United States v. Ladue, No. 16-2299 (8th Cir. 2017)
Annotate this CaseThe Eighth Circuit affirmed the district court's denial of defendant's motion to withdraw his guilty plea to two counts of aggravated sexual abuse. The court held that the district court did not violate Federal Rule of Criminal Procedure 11(b)(1)(I), because no mandatory minimum penalty applied in this case. Even if Rule 11 required the district court to advise defendant that he was not eligible for probation, a departure from Rule 11 requirements was harmless error because it did not affect his substantial rights. In this case, an attorney advised defendant before he entered his guilty plea that probation was not an option, and defendant sought to withdraw his plea long before he learned he was not eligible for probation so he could not show that the district court's failure to advise that probation was unavailable caused his decision to plead guilty.
Court Description: Loken, Author, with Wollman, Circuit Judge, and Rossiter, District Judge] Criminal case - Criminal law.

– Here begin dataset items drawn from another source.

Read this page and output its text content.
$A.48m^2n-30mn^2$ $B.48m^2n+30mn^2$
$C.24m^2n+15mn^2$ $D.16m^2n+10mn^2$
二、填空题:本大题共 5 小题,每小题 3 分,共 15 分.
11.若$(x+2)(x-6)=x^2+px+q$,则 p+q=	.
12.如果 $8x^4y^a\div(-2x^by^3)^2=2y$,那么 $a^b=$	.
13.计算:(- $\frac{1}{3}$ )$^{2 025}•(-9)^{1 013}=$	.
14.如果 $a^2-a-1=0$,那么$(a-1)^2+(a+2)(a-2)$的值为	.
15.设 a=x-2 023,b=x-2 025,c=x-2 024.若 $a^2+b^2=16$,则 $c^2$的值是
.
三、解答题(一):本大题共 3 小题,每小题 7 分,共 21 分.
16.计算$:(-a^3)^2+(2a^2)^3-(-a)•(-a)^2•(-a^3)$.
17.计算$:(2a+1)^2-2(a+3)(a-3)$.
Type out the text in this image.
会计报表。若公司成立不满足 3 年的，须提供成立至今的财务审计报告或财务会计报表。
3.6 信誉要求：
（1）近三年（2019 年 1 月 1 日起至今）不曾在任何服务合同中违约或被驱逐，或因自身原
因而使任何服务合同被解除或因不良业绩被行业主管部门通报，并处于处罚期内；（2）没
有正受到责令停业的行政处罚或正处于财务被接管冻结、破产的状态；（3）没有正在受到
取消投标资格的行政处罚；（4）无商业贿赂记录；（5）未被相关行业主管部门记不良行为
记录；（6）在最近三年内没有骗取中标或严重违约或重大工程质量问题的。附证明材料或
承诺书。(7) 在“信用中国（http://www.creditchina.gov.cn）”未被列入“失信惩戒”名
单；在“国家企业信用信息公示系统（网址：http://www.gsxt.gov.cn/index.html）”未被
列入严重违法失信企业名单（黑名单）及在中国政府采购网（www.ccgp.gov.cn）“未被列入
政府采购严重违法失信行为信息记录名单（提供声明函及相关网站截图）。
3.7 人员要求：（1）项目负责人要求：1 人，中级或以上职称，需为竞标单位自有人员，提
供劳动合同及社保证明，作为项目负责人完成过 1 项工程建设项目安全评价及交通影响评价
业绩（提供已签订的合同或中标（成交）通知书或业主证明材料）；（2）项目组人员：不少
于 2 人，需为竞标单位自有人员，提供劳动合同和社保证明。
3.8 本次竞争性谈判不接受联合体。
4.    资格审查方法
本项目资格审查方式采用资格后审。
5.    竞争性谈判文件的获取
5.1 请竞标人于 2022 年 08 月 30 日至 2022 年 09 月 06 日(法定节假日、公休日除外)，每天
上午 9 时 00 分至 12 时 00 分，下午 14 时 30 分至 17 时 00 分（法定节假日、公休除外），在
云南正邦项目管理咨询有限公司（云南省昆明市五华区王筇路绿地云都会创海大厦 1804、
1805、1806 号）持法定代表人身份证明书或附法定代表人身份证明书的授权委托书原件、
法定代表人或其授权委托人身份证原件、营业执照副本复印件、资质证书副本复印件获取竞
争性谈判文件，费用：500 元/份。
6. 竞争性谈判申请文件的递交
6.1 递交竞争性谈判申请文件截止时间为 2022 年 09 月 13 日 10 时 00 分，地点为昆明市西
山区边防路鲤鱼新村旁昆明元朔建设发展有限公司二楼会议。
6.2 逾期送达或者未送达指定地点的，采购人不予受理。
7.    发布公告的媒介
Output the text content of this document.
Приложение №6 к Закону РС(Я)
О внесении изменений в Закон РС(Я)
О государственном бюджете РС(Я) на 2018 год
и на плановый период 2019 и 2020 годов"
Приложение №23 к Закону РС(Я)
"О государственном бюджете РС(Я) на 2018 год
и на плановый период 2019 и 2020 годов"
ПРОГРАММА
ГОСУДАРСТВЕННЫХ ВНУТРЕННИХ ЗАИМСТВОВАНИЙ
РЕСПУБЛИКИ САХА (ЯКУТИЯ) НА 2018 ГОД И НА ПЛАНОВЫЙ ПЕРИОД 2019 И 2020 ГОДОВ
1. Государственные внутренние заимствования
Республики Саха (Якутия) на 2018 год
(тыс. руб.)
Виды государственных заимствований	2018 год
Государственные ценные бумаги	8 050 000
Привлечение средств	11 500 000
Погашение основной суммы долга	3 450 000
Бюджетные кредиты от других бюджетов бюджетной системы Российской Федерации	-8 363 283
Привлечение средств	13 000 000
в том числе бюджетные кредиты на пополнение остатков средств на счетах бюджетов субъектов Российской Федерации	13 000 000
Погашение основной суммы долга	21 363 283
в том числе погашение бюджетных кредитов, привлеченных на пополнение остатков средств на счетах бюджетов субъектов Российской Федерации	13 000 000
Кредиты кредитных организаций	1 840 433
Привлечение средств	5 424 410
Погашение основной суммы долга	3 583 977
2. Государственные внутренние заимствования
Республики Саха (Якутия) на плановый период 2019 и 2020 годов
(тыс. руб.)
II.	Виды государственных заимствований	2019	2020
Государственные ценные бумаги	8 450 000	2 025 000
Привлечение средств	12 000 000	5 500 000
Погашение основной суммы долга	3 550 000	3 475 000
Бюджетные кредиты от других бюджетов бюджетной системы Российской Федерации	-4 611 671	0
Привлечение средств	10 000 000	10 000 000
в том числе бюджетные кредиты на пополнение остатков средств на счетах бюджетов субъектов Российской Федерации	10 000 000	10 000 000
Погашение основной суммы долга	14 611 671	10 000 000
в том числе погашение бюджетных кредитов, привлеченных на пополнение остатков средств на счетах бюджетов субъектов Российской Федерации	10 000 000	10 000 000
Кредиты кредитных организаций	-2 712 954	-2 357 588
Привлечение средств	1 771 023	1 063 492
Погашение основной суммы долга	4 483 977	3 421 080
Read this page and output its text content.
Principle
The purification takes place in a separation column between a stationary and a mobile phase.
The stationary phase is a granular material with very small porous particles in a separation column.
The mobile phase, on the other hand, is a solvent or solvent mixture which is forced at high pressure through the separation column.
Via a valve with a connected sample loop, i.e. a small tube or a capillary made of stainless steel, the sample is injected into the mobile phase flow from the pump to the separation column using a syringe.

Ineligibility for probation is not a mandatory minimum penalty within the meaning of Rule 11(b)(1)(I) and the court's failure to inform plaintiff that he was ineligible for probation because he was pleading guilty to aggravated sexual abuse, a Class A felony, was not a violation of the rule; even assuming that Rule 11 required the court to advise defendant that he was not eligible for probation, the failure to do so was a harmless error because it did not affect substantial rights; defendant could not show that eligibility for probation was a decisive factor in his decision to plead guilty.